Let's suppose I've 100 items and I need to split them into two groups.
Options can be:
Divide by 2, so I get exactly 50 and 50
Select a random number between 1 and 100 and then separate that amount from the rest.
In option 2, 1 item has the same probability than 50 items (1/100) But in the reality, I imagine a Gauss bell where for e.g., 50 has the most probability, 49 and 48 the less, 47 and 46 more less, and so far.
How can simulate that "random with probability" selection?
Is there any function to do this in .NET 6?
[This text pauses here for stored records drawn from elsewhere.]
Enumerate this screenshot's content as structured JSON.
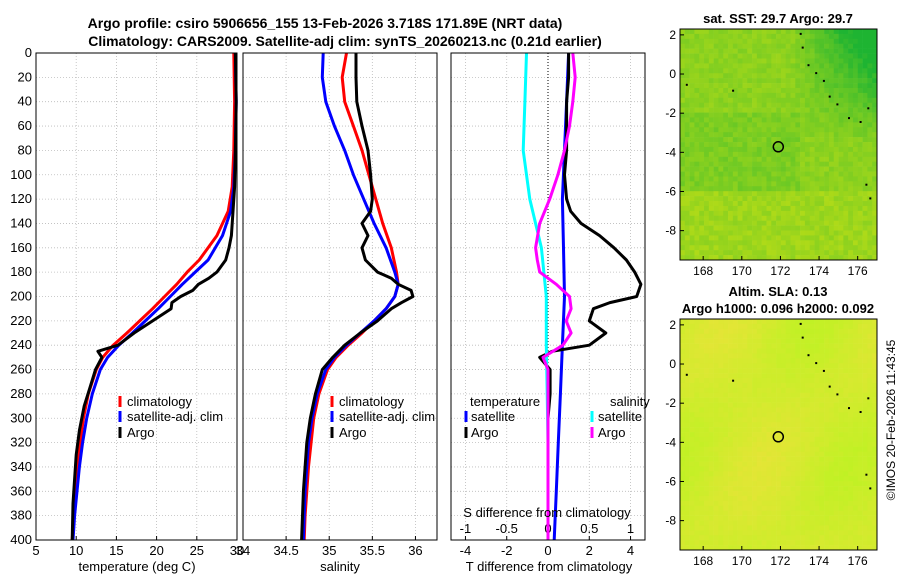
{
  "page": {
    "title_line1": "Argo profile: csiro 5906656_155 13-Feb-2026 3.718S 171.89E (NRT data)",
    "title_line2": "Climatology: CARS2009. Satellite-adj clim: synTS_20260213.nc (0.21d earlier)",
    "copyright": "©IMOS 20-Feb-2026 11:43:45"
  },
  "colors": {
    "climatology": "#ff0000",
    "satellite": "#0000ff",
    "argo": "#000000",
    "s_satellite": "#00ffff",
    "s_argo": "#ff00ff",
    "grid": "#bbbbbb"
  },
  "chart_data": [
    {
      "type": "line",
      "name": "temperature",
      "xlabel": "temperature (deg C)",
      "xlim": [
        5,
        30
      ],
      "ylim": [
        0,
        400
      ],
      "xticks": [
        "5",
        "10",
        "15",
        "20",
        "25",
        "30"
      ],
      "depth_ticks": [
        "0",
        "20",
        "40",
        "60",
        "80",
        "100",
        "120",
        "140",
        "160",
        "180",
        "200",
        "220",
        "240",
        "260",
        "280",
        "300",
        "320",
        "340",
        "360",
        "380",
        "400"
      ],
      "legend": [
        "climatology",
        "satellite-adj. clim",
        "Argo"
      ],
      "series": [
        {
          "name": "climatology",
          "depth": [
            0,
            40,
            80,
            110,
            130,
            150,
            160,
            170,
            180,
            190,
            200,
            210,
            220,
            230,
            240,
            250,
            260,
            280,
            300,
            320,
            340,
            360,
            380,
            400
          ],
          "values": [
            29.6,
            29.7,
            29.6,
            29.4,
            28.9,
            27.5,
            26.4,
            25.3,
            23.8,
            22.5,
            21.0,
            19.5,
            17.9,
            16.3,
            14.6,
            13.3,
            12.5,
            11.5,
            10.9,
            10.5,
            10.2,
            9.9,
            9.7,
            9.5
          ]
        },
        {
          "name": "satellite-adj. clim",
          "depth": [
            0,
            40,
            80,
            110,
            130,
            150,
            160,
            170,
            180,
            190,
            200,
            210,
            220,
            230,
            240,
            250,
            260,
            280,
            300,
            320,
            340,
            360,
            380,
            400
          ],
          "values": [
            29.8,
            29.9,
            29.8,
            29.6,
            29.2,
            28.2,
            27.3,
            26.4,
            24.8,
            23.2,
            21.7,
            20.2,
            18.6,
            17.0,
            15.3,
            13.9,
            13.0,
            12.0,
            11.3,
            10.8,
            10.4,
            10.1,
            9.8,
            9.6
          ]
        },
        {
          "name": "Argo",
          "depth": [
            0,
            40,
            80,
            110,
            130,
            150,
            160,
            170,
            180,
            185,
            190,
            195,
            200,
            205,
            210,
            220,
            230,
            240,
            245,
            250,
            260,
            275,
            290,
            310,
            330,
            350,
            370,
            400
          ],
          "values": [
            29.8,
            29.9,
            29.8,
            29.7,
            29.5,
            29.3,
            29.0,
            28.6,
            27.5,
            26.5,
            25.2,
            24.5,
            23.0,
            21.9,
            21.8,
            19.5,
            17.2,
            15.2,
            12.7,
            13.2,
            12.4,
            11.7,
            11.0,
            10.4,
            10.0,
            9.8,
            9.6,
            9.5
          ]
        }
      ]
    },
    {
      "type": "line",
      "name": "salinity",
      "xlabel": "salinity",
      "xlim": [
        34,
        36.25
      ],
      "ylim": [
        0,
        400
      ],
      "xticks": [
        "34",
        "34.5",
        "35",
        "35.5",
        "36"
      ],
      "legend": [
        "climatology",
        "satellite-adj. clim",
        "Argo"
      ],
      "series": [
        {
          "name": "climatology",
          "depth": [
            0,
            20,
            40,
            60,
            80,
            100,
            120,
            140,
            160,
            180,
            190,
            200,
            210,
            220,
            230,
            240,
            250,
            260,
            280,
            300,
            320,
            340,
            360,
            380,
            400
          ],
          "values": [
            35.2,
            35.15,
            35.18,
            35.28,
            35.38,
            35.46,
            35.54,
            35.62,
            35.72,
            35.78,
            35.8,
            35.76,
            35.66,
            35.52,
            35.38,
            35.22,
            35.08,
            34.98,
            34.88,
            34.82,
            34.79,
            34.76,
            34.74,
            34.72,
            34.71
          ]
        },
        {
          "name": "satellite-adj. clim",
          "depth": [
            0,
            20,
            40,
            60,
            80,
            100,
            120,
            140,
            160,
            180,
            190,
            200,
            210,
            220,
            230,
            240,
            250,
            260,
            280,
            300,
            320,
            340,
            360,
            380,
            400
          ],
          "values": [
            34.93,
            34.92,
            34.96,
            35.06,
            35.18,
            35.28,
            35.4,
            35.52,
            35.66,
            35.76,
            35.8,
            35.76,
            35.66,
            35.52,
            35.36,
            35.2,
            35.06,
            34.96,
            34.86,
            34.8,
            34.76,
            34.74,
            34.72,
            34.71,
            34.7
          ]
        },
        {
          "name": "Argo",
          "depth": [
            0,
            20,
            40,
            60,
            80,
            100,
            120,
            130,
            140,
            150,
            160,
            170,
            180,
            185,
            190,
            195,
            200,
            205,
            210,
            220,
            230,
            240,
            250,
            260,
            280,
            300,
            320,
            340,
            360,
            380,
            400
          ],
          "values": [
            35.31,
            35.31,
            35.32,
            35.38,
            35.45,
            35.48,
            35.5,
            35.48,
            35.38,
            35.45,
            35.38,
            35.42,
            35.56,
            35.72,
            35.8,
            35.95,
            35.97,
            35.84,
            35.72,
            35.56,
            35.36,
            35.18,
            35.04,
            34.92,
            34.84,
            34.78,
            34.74,
            34.72,
            34.7,
            34.69,
            34.68
          ]
        }
      ]
    },
    {
      "type": "line",
      "name": "difference",
      "xlabel": "T difference from climatology",
      "xlabel_top": "S difference from climatology",
      "xlim": [
        -4.7,
        4.7
      ],
      "xticks": [
        "-4",
        "-2",
        "0",
        "2",
        "4"
      ],
      "xticks_top": [
        "-1",
        "-0.5",
        "0",
        "0.5",
        "1"
      ],
      "xlim_top": [
        -1.175,
        1.175
      ],
      "legend_t_title": "temperature",
      "legend_s_title": "salinity",
      "legend_t": [
        "satellite",
        "Argo"
      ],
      "legend_s": [
        "satellite",
        "Argo"
      ],
      "series": [
        {
          "name": "T satellite",
          "axis": "bottom",
          "depth": [
            0,
            40,
            80,
            120,
            160,
            200,
            240,
            280,
            320,
            360,
            400
          ],
          "values": [
            1.0,
            0.9,
            0.8,
            0.7,
            0.75,
            0.8,
            0.7,
            0.6,
            0.5,
            0.4,
            0.3
          ]
        },
        {
          "name": "T Argo",
          "axis": "bottom",
          "depth": [
            0,
            20,
            40,
            60,
            80,
            100,
            120,
            130,
            140,
            150,
            160,
            170,
            180,
            190,
            200,
            205,
            210,
            220,
            230,
            240,
            245,
            250,
            260,
            280,
            300,
            320,
            340,
            360,
            380,
            400
          ],
          "values": [
            1.0,
            1.0,
            0.9,
            0.9,
            0.9,
            0.8,
            0.9,
            1.1,
            1.6,
            2.5,
            3.2,
            3.8,
            4.2,
            4.5,
            4.3,
            3.0,
            2.2,
            2.0,
            2.8,
            2.0,
            0.2,
            -0.4,
            0.1,
            0.1,
            0.0,
            0.0,
            0.0,
            0.0,
            0.0,
            0.0
          ]
        },
        {
          "name": "S satellite",
          "axis": "top",
          "depth": [
            0,
            40,
            80,
            120,
            160,
            200,
            240,
            280,
            320,
            360,
            400
          ],
          "values": [
            -0.26,
            -0.28,
            -0.3,
            -0.22,
            -0.08,
            -0.02,
            -0.02,
            -0.01,
            0.0,
            0.0,
            0.0
          ]
        },
        {
          "name": "S Argo",
          "axis": "top",
          "depth": [
            0,
            20,
            40,
            60,
            80,
            100,
            120,
            140,
            160,
            170,
            180,
            190,
            200,
            210,
            220,
            230,
            240,
            250,
            260,
            280,
            300,
            320,
            340,
            360,
            380,
            400
          ],
          "values": [
            0.3,
            0.33,
            0.3,
            0.26,
            0.2,
            0.12,
            0.02,
            -0.1,
            -0.15,
            -0.13,
            -0.1,
            0.1,
            0.26,
            0.28,
            0.22,
            0.28,
            0.18,
            -0.06,
            0.0,
            0.0,
            0.0,
            0.0,
            0.0,
            0.0,
            0.0,
            0.0
          ]
        }
      ]
    },
    {
      "type": "heatmap",
      "name": "sat-sst-map",
      "title": "sat. SST: 29.7 Argo: 29.7",
      "xticks": [
        "168",
        "170",
        "172",
        "174",
        "176"
      ],
      "yticks": [
        "2",
        "0",
        "-2",
        "-4",
        "-6",
        "-8"
      ],
      "xlim": [
        166.8,
        177.0
      ],
      "ylim": [
        -9.5,
        2.3
      ],
      "profile_location": [
        171.89,
        -3.718
      ]
    },
    {
      "type": "heatmap",
      "name": "altim-sla-map",
      "title_line1": "Altim. SLA: 0.13",
      "title_line2": "Argo h1000: 0.096 h2000: 0.092",
      "xticks": [
        "168",
        "170",
        "172",
        "174",
        "176"
      ],
      "yticks": [
        "2",
        "0",
        "-2",
        "-4",
        "-6",
        "-8"
      ],
      "xlim": [
        166.8,
        177.0
      ],
      "ylim": [
        -9.5,
        2.3
      ],
      "profile_location": [
        171.89,
        -3.718
      ]
    }
  ]
}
By the way I'm working in C# but I think I can handle the lines, so that's why I don't write code here, but not the logic.
Thanks in advance
You can achieve your option 2 by iterating through the set of items and allocating each one to set 1 or set 2 with probability p = 0.5. The resulting sets have a binomial distribution, B(n=100, p=0.5), which will give a discrete approximation to the bell-shaped normal distribution. The actual results will vary, but there's a low likelihood of the set counts varying from 50 by more than 10, which corresponds to 2 standard deviations with that parameterization.
I'm not a C# user so I won't attempt to fake it in your preferred language, but it's pretty straightforward. Since Python is widely used and is pseudocode-like, here's the algorithm in that language:
import random
# create an array with the numbers 1 to 100
values = [i for i in range(1, 101)]
# repeat the following set of operations 10 times...
for replication in range(10):
# create two empty arrays
set1 = []
set2 = []
# Note: random.random() produces float values in the range [0.0, 1.0),
# the probability of getting a value < 0.5 is 1/2
# iterate through each of the values from the array created above
for value in values:
if random.random() < 0.5: # with probability 1/2
set1.append(value) # the value goes in the first set
set2.append(value) # otherwise it goes in the second set
# once all values have been allocated, count how
# many are in each set and print the results
print(len(set1), " : ", len(set2))
which produces 10 splits such as:
49 : 51
48 : 52
47 : 53
59 : 41
39 : 61
50 : 50
43 : 57
54 : 46
50 : 50
60 : 40
If you want to favor one set or the other, adjust the p-value for the allocations. By simply changing the conditional to
if random.random() < 0.7:
you'll get results such as:
71 : 29
76 : 24
80 : 20
67 : 33
67 : 33
72 : 28
66 : 34
67 : 33
72 : 28
68 : 32